Yes indeed: one of our brave queriers tackled the seemingly impossible. Finnegan’s Wake, one of the most notoriously difficult novels of the 20th century, has been querified!
Dear Literestimator Sellingperson,
Finnegan isn’t having a good day. He’s dead, and his wife has decided to carve his corpse into canapes for the wake.
Humphrey Chimpden Earwicker is also having a bad day. After an unfortunate altercation with some jinnies in the park, he’s been ostracized from polite society. His wife, ALP, defends him in writing, but the postal system isn’t working and her letter ends up at the council tip.
Soon it becomes clear that events at the park are not what they first seemed – even though what they first seemed wasn’t clear either. But Humphrey has bigger problems: no one can remember what anyone else is named nor indeed who is related to whom and his flirtsome daughter Issy, poor artist son Shem aund Shaun the fiery boy shouted, naturally incensed, and dull bymeby, bullocky vampas tappany bobs topside jos pidgin fella. Finnegan awrighty witten jinnies in the bonny bawn blooches, butnow verjuice this meanderthalltale must unfurl whisple quick before (Goatstrip Finnlambs!) the end of the final sentence becomes the beginning of the first.
My book, FINNEGAN’S WAKE, is a 157,000 word literary novel that might best be described as Frank Zappa and Captain Beefheart waiting for Godot in an Irish pub. I hope you will find it refreshingly unencumbered by the common limitations of plot, grammar, and the English language.
My previous novel, Ulysses, garnered a well-developed fan base that includes many top writers, none of whom actually finished it. Finnegan’s Wake will also appeal to readers with an inflated sense of their own intelligence.
Thank you for your consideration, and I hope to hear from you at the zero hour as ’twere the peal of vixen’s laughter amongst mid-night’s chimes. Shaunti and shaunti and shaunti again!
James Joyce… AKA Kim Moravec!
This one inspired passionate debate among our judges: some loved the humor in the query, while others felt it strayed too far into the realm of “what not to do” (on a real query, that is) to be held up as a good example.

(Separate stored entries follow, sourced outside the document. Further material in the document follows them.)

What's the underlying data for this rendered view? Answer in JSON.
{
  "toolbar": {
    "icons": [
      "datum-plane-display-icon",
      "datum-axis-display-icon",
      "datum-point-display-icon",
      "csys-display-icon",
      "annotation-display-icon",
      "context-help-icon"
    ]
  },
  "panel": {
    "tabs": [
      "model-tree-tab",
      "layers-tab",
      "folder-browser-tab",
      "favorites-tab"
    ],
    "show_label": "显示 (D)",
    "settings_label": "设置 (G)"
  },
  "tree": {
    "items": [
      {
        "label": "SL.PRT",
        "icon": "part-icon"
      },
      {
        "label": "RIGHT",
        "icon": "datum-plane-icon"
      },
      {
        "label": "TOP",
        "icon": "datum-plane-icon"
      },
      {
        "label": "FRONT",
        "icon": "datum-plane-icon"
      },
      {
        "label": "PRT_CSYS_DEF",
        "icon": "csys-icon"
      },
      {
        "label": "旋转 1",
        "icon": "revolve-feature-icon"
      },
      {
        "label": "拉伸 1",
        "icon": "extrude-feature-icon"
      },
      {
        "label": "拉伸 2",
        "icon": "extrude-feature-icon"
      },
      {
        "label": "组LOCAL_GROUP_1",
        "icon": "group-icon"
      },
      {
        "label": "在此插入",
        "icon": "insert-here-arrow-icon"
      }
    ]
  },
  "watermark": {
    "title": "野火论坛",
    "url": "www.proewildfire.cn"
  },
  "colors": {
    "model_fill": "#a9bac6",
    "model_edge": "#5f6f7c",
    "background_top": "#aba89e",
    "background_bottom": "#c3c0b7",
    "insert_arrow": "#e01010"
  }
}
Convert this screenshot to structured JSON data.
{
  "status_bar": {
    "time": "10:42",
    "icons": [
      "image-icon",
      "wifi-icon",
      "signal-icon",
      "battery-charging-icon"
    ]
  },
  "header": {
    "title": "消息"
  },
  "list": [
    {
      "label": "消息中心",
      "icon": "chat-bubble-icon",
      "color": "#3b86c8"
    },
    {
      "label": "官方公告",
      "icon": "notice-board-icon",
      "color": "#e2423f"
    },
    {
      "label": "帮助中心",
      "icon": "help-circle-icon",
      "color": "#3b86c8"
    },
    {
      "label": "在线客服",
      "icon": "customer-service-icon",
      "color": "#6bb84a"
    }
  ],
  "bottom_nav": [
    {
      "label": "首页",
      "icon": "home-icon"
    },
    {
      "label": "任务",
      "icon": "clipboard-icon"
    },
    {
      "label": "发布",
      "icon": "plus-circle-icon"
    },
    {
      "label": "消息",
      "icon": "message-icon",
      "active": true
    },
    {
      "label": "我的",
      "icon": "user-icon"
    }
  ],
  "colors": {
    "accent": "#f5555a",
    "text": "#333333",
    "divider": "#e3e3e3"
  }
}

Certainly you would not diminish or poke fun at your own work when submitting it for an agent’s consideration!
In the end, however, we concluded that effective satire requires real mastery of the art of querying. For example, in order to make fun of the narrator’s legendarily difficult “stream of consciousness” voice in Finnegan’s Wake, you need to know how voice works, and how it should be used in a query. Ridiculously over-the-top as many of the elements in this letter are, every one of them is appropriately placed and craftily written, from that first attention-grabbing sentence to the “Frank Zappa and Captain Beefheart waiting for Godot in an Irish pub” log-line. So it is with great pride (and for those of us who had to read Joyce in school, perhaps a little sense of vindication) that we award Kim the blue ribbon for creativity, and a personal critique of her own novel’s query letter from Donald Maass.